Replica selection in grid environment: a data-mining approach

  • Authors:
  • Rashedur M. Rahman;Ken Barker;Reda Alhajj

  • Affiliations:
  • University of Calgary, Canada;University of Calgary, Canada;University of Calgary, Canada

  • Venue:
  • Proceedings of the 2005 ACM symposium on Applied computing
  • Year:
  • 2005

Quantified Score

Hi-index 0.00

Visualization

Abstract

Grid technology is developed to share data across many organizations in different geographical locations. The idea of replication is to store data into different locations to improve data access performance. When different sites hold replicas, there are significant benefits realized when selecting the best replica. Current research shows that both network bandwidth and disk I/O plays major role in file transfer.

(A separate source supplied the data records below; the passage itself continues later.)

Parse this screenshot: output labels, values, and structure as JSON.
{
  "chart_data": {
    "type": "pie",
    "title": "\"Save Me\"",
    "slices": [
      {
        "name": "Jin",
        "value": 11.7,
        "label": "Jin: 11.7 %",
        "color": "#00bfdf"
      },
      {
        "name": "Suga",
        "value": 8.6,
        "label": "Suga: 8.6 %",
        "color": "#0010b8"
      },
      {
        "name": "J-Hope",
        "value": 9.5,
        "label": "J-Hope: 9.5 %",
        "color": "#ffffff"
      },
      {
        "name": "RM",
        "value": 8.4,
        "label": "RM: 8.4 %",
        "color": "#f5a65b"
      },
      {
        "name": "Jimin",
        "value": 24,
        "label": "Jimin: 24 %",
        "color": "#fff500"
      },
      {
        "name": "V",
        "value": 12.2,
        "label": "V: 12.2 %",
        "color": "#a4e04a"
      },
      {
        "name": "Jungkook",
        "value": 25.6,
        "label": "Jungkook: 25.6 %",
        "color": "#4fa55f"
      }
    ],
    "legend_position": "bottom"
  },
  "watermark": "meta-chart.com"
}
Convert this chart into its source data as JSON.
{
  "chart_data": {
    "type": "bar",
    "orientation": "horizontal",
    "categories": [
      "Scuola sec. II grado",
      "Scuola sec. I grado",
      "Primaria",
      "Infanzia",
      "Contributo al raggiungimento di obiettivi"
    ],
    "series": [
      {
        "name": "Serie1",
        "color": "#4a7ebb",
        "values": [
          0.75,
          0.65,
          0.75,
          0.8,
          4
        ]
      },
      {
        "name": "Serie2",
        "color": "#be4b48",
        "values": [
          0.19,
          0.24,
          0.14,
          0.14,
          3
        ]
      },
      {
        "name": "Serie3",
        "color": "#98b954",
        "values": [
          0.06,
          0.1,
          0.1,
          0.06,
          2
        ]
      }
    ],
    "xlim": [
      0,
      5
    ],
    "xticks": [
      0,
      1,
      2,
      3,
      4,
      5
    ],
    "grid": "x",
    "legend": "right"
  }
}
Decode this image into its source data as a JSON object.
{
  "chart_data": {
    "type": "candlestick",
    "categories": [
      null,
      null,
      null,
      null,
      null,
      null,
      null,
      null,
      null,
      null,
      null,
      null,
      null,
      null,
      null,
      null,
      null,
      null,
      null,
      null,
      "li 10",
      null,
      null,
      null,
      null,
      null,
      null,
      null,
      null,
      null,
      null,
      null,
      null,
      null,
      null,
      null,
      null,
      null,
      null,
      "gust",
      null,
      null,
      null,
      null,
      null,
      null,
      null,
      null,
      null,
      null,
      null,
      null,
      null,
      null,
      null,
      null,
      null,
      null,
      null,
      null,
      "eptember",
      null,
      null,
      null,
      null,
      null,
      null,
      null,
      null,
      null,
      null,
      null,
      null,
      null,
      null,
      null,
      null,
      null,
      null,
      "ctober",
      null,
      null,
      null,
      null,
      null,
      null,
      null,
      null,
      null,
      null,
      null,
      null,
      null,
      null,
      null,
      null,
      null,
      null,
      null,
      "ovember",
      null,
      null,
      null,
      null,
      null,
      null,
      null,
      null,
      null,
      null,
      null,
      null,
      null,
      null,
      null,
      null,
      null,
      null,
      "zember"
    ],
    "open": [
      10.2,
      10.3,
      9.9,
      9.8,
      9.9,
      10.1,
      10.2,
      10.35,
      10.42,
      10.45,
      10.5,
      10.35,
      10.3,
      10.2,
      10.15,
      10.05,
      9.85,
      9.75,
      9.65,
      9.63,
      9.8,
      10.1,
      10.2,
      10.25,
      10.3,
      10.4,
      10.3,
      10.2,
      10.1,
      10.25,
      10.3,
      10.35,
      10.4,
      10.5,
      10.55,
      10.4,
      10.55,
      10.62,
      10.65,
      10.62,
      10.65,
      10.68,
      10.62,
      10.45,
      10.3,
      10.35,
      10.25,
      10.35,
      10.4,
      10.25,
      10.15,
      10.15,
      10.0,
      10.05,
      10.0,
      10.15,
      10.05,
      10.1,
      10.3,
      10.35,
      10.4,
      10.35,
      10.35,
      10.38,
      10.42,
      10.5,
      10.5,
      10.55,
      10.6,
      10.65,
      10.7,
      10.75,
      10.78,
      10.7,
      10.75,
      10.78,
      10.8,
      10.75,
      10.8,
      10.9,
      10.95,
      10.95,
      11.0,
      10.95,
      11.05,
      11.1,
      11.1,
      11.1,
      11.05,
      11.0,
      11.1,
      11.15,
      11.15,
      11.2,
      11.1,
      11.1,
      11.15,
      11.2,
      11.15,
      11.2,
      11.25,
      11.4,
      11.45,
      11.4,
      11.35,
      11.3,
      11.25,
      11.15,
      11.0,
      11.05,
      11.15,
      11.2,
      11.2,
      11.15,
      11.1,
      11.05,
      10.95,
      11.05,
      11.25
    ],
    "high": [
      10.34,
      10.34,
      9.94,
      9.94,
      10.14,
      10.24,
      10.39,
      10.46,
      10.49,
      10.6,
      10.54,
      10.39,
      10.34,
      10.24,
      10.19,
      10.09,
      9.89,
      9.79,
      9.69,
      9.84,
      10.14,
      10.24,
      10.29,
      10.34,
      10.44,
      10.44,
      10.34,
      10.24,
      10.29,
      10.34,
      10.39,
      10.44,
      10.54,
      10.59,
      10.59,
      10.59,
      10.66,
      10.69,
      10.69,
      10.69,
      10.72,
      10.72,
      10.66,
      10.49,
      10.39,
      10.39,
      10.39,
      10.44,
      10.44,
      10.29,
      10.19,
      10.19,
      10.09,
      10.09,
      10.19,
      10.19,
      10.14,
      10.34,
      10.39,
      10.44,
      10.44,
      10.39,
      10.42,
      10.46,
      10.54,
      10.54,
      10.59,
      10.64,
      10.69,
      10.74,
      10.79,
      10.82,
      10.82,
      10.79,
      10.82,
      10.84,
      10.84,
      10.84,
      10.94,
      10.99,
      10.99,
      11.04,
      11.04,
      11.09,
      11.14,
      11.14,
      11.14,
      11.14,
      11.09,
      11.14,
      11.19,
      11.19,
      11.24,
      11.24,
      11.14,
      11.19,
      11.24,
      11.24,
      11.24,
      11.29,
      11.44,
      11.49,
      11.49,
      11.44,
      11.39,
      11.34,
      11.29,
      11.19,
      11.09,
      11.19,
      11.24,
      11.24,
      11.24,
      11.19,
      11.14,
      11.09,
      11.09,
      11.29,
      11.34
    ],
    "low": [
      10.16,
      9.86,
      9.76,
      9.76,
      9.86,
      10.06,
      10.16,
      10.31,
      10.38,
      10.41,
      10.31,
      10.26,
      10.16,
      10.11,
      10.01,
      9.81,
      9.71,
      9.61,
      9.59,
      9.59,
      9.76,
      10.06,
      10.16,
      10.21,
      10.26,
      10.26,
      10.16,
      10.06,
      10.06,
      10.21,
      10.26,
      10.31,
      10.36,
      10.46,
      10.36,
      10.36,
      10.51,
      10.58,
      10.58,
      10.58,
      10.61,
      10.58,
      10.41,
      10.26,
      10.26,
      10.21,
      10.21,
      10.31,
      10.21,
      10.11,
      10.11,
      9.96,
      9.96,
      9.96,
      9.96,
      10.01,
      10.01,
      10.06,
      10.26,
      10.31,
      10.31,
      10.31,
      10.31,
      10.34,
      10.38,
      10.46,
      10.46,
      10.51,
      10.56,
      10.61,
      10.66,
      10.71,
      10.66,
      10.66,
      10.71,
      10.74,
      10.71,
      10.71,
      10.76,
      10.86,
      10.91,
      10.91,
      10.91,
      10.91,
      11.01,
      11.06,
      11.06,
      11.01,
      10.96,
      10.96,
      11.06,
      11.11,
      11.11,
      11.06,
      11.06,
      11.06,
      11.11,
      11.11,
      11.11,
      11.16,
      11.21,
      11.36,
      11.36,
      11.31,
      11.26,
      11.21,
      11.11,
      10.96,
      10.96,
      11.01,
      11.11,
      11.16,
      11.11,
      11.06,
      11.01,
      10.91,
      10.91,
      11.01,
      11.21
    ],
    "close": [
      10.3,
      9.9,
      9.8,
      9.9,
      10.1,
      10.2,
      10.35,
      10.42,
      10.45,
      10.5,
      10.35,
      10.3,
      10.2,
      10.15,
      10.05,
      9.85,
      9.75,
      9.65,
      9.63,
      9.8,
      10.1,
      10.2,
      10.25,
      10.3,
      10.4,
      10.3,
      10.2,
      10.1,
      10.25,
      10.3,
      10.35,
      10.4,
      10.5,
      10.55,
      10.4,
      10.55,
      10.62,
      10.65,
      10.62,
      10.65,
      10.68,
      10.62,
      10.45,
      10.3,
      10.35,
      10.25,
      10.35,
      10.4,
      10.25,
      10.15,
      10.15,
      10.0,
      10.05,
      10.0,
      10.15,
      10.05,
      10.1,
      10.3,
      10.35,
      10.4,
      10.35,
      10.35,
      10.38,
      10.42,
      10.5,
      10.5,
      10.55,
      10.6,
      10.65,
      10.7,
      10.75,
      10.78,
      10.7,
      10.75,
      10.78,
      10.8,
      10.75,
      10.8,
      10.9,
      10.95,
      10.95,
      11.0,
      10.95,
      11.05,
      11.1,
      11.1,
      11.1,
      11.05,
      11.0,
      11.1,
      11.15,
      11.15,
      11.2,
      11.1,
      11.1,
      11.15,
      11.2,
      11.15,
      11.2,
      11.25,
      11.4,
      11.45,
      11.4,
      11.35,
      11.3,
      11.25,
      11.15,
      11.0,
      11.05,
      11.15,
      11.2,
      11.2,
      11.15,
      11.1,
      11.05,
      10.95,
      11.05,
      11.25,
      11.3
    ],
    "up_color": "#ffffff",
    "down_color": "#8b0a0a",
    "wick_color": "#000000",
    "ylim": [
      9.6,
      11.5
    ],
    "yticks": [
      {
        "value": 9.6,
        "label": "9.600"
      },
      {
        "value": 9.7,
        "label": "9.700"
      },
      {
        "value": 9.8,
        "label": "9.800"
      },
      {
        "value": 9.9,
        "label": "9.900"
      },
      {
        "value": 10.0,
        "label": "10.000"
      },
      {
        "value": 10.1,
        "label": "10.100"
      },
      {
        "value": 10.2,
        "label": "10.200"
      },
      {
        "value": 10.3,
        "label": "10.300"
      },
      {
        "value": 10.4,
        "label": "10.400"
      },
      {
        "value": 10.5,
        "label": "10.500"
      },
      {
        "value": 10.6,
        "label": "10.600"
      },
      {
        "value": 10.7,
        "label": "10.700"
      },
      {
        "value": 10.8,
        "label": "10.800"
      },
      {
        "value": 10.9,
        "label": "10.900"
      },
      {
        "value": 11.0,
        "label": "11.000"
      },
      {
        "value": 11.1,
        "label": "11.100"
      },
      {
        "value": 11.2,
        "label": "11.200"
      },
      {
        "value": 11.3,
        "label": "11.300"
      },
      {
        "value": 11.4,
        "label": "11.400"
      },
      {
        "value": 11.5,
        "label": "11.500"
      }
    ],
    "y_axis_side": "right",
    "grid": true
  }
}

In this paper, we describe a new optimization technique that considers both disk throughput and network latencies when selecting the best replica. Previous history of data transfer can help in predicting the best site that can hold replica. The k-nearest neighbor rule is one such predictive technique. In this technique, when a new request arrives for the best replica, it looks at all previous data to find a subset of previous file requests that are similar to it and uses them to predict the best site that can hold the replica. In this work, we implement and test k-nearest algorithm for various file access patterns and compare results with the traditional replica catalog based model. The results demonstrate that our model outperforms the traditional model for sequential and unitary random file access requests.